We are looking for an experienced Senior Data Platform Engineer to join our growing team.
Responsibilities:
- Design & Optimization: Build, and fine-tune data clusters to support both batch and streaming workloads, ensuring optimal performance and reliability.
- Platform Development: Build and expand our (Spark, Hadoop, Kubernetes, Trino, Delta Lake, and Druid) ecosystems to meet evolving business needs and add new integrations, data ingestion, and data transforms as needed.
- Innovation: Introduce and scale new data platform solutions, iterating on our OLAP platforms and exploring next-generation data formats.
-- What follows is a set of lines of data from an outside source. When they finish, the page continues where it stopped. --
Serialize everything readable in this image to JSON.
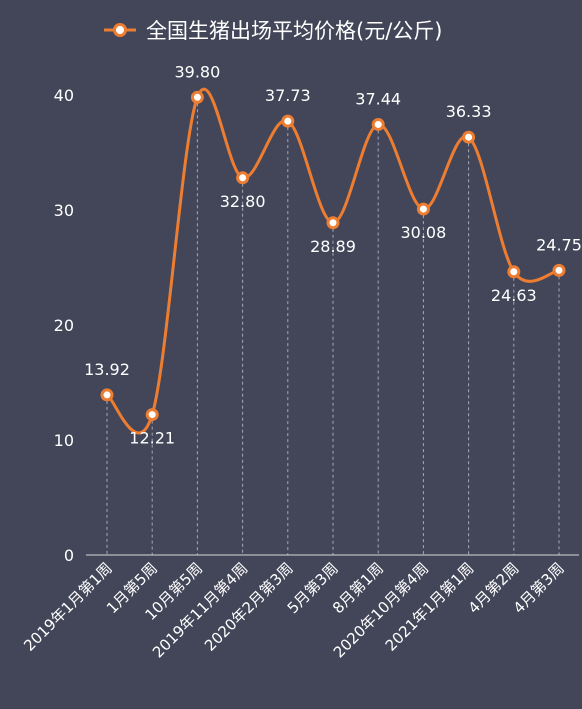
{
  "chart_data": {
    "type": "line",
    "title": "全国生猪出场平均价格(元/公斤)",
    "legend": {
      "position": "top-center",
      "label": "全国生猪出场平均价格(元/公斤)"
    },
    "categories": [
      "2019年1月第1周",
      "1月第5周",
      "10月第5周",
      "2019年11月第4周",
      "2020年2月第3周",
      "5月第3周",
      "8月第1周",
      "2020年10月第4周",
      "2021年1月第1周",
      "4月第2周",
      "4月第3周"
    ],
    "series": [
      {
        "name": "全国生猪出场平均价格(元/公斤)",
        "values": [
          13.92,
          12.21,
          39.8,
          32.8,
          37.73,
          28.89,
          37.44,
          30.08,
          36.33,
          24.63,
          24.75
        ],
        "data_labels": [
          "13.92",
          "12.21",
          "39.80",
          "32.80",
          "37.73",
          "28.89",
          "37.44",
          "30.08",
          "36.33",
          "24.63",
          "24.75"
        ]
      }
    ],
    "y_ticks": [
      "0",
      "10",
      "20",
      "30",
      "40"
    ],
    "ylim": [
      0,
      40
    ],
    "smooth": true,
    "grid": false,
    "colors": {
      "background": "#434659",
      "line": "#ED7D31",
      "text": "#FFFFFF",
      "axis": "#D9D9D9",
      "dropline": "#A6A8B5"
    }
  }
}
- Collaboration: Work closely with cross-functional teams, including infrastructure engineers, to align platform capabilities with organizational goals.
Required qualifications:
- Distributed Systems Expertise: Proven experience in scaling and tuning large deployments of Spark-on-Kubernetes and Spark-on-Hadoop.
- Object Storage Solutions: Knowledge of open-source S3 alternatives, including Ceph and MinIO.
- Storage Systems Knowledge: In-depth understanding of Hadoop and the HDFS protocol.
- Performance Tuning: Skilled in designing and optimizing shuffle-heavy systems, utilizing YARN or Kubernetes with remote shuffle services.
- Lakehouse Technologies: Hands-on experience with at least one lakehouse file format, such as Delta Lake, Apache Iceberg, or Apache Hudi.
- OLAP Systems: Familiarity with OLAP technologies, including ClickHouse, Apache Druid, Apache Pinot, or Apache Doris.
- Communication Skills: Strong ability to collaborate with diverse stakeholders and effectively communicate complex technical concepts.
- Problem-Solving: Proven track record of troubleshooting and resolving issues in large-scale, production environments.
Preferred qualifications:
- Advanced Data Formats: Experience with next-generation and multi-modal data formats, such as LanceDB.
- Self-Service Platforms: Background in building self-service stateful platforms.
- Accelerated Runtimes: Familiarity with native or accelerated runtimes for Spark, such as Apache DataFusion Comet, Apache Gluten, or NVIDIA RAPIDS.